Saturday, October 8, 2011

Saturday Oct. 8th, 2011

Electronics...


They make everything electronic now days. Our phones are as small as a credit card, our computers can sit on our laps. Surgeries can be performed with the help of a robot. Cigarettes are now rechargeable!

Our world is reliant on electronics. Is that a complaint? Of course not, I am not a person that has a phobia about electronics. I rely on them as much as the next person. Without computers I couldn't be sitting here rambling on about things that are probably boring to most people.

Without electronics my dear Jon wouldn't be able to read about our every day life while he is away. Without computers our daughters wouldn't have a way to talk to their dad daily. Without computers I would have had to spend a month and a half without seeing my sexy soldier (thank you Skype!)

We do all rely on computers in one way or another every day.

Today, well it was a pretty good day. Weekend is here so no school work. I have spent the day not doing much. I downloaded some games, played them a little. Listened to some tunes that really hit that place in my soul. Found some songs that I had been missing from my collection. Thank you Amazon.
The girls enjoyed a day out in the beautiful sunlight.

Jon spent a long day at work. Which made my day a boring day. I handled it better than I thought I would though. The last two days Jon has been extremely busy, we have talked very little. That's okay though, I haven't been upset about it. It's his job. I guess in a way Jon was right, it helps to prepare for while he is overseas. It still sucks, but it wasn't nearly as hard as it had been the last couple of  weeks. I know he has to do this, there is no way around that at this point.

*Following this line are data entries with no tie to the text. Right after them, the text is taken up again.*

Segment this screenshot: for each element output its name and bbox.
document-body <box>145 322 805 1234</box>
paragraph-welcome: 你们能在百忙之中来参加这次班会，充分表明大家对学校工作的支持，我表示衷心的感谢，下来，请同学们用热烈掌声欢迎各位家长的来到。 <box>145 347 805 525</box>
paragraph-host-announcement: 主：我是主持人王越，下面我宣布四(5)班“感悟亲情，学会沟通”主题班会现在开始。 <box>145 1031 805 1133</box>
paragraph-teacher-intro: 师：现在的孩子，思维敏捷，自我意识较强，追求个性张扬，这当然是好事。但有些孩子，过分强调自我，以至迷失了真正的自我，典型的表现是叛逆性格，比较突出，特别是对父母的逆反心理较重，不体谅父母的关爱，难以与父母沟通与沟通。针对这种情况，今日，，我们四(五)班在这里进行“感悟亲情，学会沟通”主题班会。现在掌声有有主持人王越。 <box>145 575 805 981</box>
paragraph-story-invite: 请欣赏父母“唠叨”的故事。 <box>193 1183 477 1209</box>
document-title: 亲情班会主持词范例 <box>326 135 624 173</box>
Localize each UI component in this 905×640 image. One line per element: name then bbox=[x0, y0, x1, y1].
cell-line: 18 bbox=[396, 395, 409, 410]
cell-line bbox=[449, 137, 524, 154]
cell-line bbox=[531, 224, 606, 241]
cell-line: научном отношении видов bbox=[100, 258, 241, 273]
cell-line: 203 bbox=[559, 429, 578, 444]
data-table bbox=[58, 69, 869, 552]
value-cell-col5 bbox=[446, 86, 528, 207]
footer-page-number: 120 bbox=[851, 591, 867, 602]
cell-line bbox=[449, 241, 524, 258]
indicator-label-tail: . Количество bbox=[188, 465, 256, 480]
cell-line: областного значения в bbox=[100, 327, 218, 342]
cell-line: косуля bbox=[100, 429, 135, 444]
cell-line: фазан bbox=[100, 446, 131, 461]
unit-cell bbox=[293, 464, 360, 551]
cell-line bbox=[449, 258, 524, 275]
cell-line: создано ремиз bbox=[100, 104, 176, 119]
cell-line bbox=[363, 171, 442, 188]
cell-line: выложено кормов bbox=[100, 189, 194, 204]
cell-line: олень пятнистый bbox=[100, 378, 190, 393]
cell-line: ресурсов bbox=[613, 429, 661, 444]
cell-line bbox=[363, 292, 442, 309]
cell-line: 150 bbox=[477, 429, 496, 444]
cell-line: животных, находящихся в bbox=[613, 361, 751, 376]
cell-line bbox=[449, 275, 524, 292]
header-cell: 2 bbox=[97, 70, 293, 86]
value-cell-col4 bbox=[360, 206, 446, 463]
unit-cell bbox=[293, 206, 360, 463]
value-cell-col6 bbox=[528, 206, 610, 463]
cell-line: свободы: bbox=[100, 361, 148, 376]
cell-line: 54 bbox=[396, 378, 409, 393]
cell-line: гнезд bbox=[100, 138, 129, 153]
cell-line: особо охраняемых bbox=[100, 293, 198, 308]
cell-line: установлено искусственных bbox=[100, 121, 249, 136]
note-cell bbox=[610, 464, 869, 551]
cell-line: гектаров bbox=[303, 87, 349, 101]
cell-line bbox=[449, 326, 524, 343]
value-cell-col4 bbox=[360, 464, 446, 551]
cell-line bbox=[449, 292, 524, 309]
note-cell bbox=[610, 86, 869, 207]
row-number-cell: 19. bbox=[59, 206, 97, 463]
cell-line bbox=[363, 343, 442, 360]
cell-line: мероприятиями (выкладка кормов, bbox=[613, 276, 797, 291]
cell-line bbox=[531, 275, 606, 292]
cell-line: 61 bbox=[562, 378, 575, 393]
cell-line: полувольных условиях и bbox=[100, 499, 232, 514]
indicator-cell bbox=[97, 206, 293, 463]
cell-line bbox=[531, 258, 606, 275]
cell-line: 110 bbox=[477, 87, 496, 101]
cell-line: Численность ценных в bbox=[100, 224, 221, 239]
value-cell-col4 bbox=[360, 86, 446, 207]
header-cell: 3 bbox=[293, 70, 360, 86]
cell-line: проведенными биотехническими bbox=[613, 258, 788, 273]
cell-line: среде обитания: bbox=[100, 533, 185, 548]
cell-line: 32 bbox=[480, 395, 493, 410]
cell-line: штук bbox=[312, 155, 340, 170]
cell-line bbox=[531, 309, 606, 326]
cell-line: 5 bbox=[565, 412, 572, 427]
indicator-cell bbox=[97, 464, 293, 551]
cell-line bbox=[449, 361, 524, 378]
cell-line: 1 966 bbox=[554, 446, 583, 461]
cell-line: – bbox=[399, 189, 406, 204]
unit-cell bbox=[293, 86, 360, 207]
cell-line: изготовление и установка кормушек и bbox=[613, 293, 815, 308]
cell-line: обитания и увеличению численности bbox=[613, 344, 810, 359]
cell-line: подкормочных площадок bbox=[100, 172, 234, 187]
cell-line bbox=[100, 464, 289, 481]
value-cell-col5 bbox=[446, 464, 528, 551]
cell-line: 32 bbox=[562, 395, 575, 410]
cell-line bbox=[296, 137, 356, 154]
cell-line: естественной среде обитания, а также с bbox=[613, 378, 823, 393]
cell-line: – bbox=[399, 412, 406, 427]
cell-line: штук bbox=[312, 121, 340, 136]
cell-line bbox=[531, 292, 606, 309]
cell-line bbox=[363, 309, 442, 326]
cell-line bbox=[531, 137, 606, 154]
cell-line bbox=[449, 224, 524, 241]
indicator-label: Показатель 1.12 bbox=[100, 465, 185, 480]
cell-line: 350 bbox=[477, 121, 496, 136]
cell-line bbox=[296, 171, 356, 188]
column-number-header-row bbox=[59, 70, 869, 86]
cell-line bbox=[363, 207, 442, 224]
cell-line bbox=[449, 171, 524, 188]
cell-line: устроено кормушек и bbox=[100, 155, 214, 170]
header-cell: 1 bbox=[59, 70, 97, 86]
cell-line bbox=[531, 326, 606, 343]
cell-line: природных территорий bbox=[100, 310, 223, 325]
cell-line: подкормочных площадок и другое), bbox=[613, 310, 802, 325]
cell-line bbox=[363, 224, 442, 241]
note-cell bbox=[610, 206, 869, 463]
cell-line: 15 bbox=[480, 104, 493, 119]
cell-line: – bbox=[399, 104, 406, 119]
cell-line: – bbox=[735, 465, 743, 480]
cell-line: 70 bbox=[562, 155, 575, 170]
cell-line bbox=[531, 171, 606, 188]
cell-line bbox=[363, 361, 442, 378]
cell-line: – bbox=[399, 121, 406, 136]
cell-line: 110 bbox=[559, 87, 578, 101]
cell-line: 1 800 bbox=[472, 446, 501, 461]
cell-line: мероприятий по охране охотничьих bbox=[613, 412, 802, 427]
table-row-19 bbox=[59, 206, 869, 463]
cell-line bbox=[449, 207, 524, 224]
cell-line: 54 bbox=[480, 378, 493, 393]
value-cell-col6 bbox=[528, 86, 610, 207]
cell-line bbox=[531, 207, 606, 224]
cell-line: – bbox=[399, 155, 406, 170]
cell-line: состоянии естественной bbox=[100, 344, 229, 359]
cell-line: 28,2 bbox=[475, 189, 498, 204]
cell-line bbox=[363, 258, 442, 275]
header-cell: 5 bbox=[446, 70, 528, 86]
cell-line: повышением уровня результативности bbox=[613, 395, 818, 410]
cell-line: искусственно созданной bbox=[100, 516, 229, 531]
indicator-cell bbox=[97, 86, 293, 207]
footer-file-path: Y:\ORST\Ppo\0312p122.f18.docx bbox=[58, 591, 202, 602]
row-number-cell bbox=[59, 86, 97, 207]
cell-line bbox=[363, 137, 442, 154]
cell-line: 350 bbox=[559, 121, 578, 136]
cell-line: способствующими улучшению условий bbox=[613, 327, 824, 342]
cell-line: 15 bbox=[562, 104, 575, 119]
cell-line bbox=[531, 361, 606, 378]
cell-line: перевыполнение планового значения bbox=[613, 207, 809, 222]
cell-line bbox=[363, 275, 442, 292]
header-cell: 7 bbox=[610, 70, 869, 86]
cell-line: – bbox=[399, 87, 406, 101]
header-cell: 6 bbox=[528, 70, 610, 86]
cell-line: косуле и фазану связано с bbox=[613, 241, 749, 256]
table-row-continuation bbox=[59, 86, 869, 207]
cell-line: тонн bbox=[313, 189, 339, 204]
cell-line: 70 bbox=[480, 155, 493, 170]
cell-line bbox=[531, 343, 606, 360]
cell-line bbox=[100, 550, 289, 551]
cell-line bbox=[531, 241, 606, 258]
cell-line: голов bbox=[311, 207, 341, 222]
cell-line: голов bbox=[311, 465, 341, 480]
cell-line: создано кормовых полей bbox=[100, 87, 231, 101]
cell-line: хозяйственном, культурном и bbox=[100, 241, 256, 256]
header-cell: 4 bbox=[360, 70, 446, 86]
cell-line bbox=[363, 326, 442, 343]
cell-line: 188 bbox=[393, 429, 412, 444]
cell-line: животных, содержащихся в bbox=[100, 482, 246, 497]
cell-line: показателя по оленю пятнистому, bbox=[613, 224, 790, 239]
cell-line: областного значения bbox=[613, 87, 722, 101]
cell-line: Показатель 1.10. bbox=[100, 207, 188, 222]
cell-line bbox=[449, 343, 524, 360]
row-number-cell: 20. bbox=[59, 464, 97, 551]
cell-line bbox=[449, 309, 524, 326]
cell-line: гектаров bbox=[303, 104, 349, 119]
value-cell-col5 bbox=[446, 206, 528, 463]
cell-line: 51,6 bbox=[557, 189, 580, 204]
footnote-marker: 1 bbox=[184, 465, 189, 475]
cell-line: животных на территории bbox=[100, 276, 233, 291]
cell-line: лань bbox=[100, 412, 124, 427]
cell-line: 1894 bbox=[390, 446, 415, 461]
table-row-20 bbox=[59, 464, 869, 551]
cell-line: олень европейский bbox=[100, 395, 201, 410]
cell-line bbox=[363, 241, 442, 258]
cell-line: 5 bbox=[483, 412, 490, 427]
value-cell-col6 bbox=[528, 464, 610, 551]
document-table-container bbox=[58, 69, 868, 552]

I am looking forward  to the day that we don't have the military looming over our heads though. It will be nice to finally have Jon to myself and our kids. I can't wait to be able to see Jon with our babies. The way he is with the girls I know that he is a good dad. It will be awesome to watch him with the twins. I know without a doubt he will be a great dad.

When Jon loves someone, he gives them his whole heart. Nothing else gets in his way, his love; his heart; his soul goes into loving you. I have been lucky to have felt that from him since the evening we met. Even then, before either of us uttered those three little words we knew how we felt. I knew from that moment that I wanted to be with Jon. I knew that he wanted to be in my life. I could tell. From that first evening he showed the girls that he cared for them as much as I do.

To have Jon care about the girls that way when he doesn't have to, means the world to me. He knew from the minute  he walked up to me that it would be a package deal. He accepted that, and he enjoyed it. That night we sat and talked as the girls set off their sparklers. He was talking with me and yet paying attention to them as well. It was so wonderful to watch. He paid attention. He stills pays attention. When I say something to him he listens. When he sees something he makes note of it for future use.

I told him once what the girls birth dates are, a couple weeks later I asked him those dates. He remembered.

Jon,

I love you. Thank you for paying such close attention to every detail. I love that about you. You always pay attention to everything I say and do. I am thankful for that.